Tudo começou ainda no ano passado, nos intervalos de almoço nos quais eu ouvia bastante música e tinha experiências estéticas fabulosas. Era uma sensação tão boa que eu pensava: “poxa, preciso compartilhar isso com alguém, preciso mostrar pros outros como isso é lindo”. O mesmo acontecia com os livros e também com o cinema. Já tinha um blog, mas que precisava ser revitalizado. Então, fiz isso. O problema é que esse tipo de atividade necessita de fôlego, um longo e renitente fôlego. No primeiro mês, você vai bem. Aí, tudo começa a ficar devagar, até que uma hora você nem lembra que ele existe. Para ajudar, ainda, as visitas eram mínimas, isso quando tinha.
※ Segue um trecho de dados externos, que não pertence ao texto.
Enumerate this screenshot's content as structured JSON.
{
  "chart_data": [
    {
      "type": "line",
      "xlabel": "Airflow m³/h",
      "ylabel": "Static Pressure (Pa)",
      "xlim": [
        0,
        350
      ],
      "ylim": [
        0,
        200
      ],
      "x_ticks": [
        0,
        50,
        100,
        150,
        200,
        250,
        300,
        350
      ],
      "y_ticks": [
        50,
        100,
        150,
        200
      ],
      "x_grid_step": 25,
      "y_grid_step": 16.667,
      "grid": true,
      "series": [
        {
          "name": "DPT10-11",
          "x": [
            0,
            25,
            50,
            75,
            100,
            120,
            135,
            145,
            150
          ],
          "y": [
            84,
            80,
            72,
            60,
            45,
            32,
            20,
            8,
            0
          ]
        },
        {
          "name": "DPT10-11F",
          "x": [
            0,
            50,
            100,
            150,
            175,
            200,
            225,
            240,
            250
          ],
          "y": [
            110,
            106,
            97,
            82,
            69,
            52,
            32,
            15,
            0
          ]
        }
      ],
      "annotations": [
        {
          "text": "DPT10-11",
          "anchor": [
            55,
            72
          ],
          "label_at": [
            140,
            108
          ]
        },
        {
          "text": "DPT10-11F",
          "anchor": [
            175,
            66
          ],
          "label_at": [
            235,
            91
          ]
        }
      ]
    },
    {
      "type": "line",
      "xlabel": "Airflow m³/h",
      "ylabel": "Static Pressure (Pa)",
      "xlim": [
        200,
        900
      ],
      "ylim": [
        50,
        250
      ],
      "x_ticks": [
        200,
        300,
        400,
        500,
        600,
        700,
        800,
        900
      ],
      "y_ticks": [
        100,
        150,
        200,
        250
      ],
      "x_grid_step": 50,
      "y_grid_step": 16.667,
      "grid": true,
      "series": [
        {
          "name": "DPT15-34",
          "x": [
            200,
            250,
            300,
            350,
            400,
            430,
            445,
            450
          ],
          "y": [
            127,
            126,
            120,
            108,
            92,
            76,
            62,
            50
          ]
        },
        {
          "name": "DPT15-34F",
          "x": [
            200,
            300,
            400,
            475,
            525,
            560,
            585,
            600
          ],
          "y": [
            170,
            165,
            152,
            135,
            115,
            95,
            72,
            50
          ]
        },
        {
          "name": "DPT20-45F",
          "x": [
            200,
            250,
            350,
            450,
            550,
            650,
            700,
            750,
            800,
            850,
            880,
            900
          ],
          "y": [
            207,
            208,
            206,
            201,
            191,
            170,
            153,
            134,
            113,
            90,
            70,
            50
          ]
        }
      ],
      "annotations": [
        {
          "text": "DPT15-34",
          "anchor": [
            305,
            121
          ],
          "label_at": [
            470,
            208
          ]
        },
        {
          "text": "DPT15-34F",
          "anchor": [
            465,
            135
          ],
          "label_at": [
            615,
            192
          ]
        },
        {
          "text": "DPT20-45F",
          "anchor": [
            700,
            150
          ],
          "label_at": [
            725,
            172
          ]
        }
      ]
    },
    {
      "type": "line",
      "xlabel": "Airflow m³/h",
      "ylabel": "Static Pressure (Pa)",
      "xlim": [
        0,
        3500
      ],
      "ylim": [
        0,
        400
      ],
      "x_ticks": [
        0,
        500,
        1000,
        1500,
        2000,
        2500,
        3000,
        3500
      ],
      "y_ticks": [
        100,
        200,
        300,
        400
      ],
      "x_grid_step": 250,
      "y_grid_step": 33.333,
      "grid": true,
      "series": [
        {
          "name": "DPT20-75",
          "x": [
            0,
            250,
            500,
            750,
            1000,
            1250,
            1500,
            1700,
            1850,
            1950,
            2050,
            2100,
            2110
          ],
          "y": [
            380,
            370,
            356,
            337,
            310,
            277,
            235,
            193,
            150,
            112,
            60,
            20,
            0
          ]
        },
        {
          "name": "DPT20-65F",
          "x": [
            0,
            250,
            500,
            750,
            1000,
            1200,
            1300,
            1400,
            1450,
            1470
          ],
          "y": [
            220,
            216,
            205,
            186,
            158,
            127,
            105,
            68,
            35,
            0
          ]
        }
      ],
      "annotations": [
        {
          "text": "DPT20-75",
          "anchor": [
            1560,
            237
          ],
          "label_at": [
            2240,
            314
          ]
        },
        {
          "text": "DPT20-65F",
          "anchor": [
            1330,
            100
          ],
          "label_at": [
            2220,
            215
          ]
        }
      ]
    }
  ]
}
Foi quando pensei que eu poderia ter um grupo interessado nesses tipos de discussão, sobre música, literatura e cinema, ali mesmo, ao meu redor. Foi quando sugeri ao Cezar Tridapalli a criação de um “grupo” para debater sobre a arte, especificamente estas acima. Já nesse ano, entre umas conversas e outras, pensamos num nome, tarefa não muito fácil. Apreciar uma obra de arte, seja assistir um filme, ouvir uma música ou mesmo ler um livro. Tudo isso é leitura. Por isso, Leituras. O objetivo do Projeto é fazer a mediação entre obra de arte e aluno. É a tentativa de apresentar o que está na contracorrente do que vemos, massificadamente, na internet (ainda que o melhor meio de conhecer coisas novas e de qualidade), na televisão, no cinema hollywoodiano e nas rádios. É apresentar o que é canônico e o que é novo. É apresentar novas maneiras de ler a arte.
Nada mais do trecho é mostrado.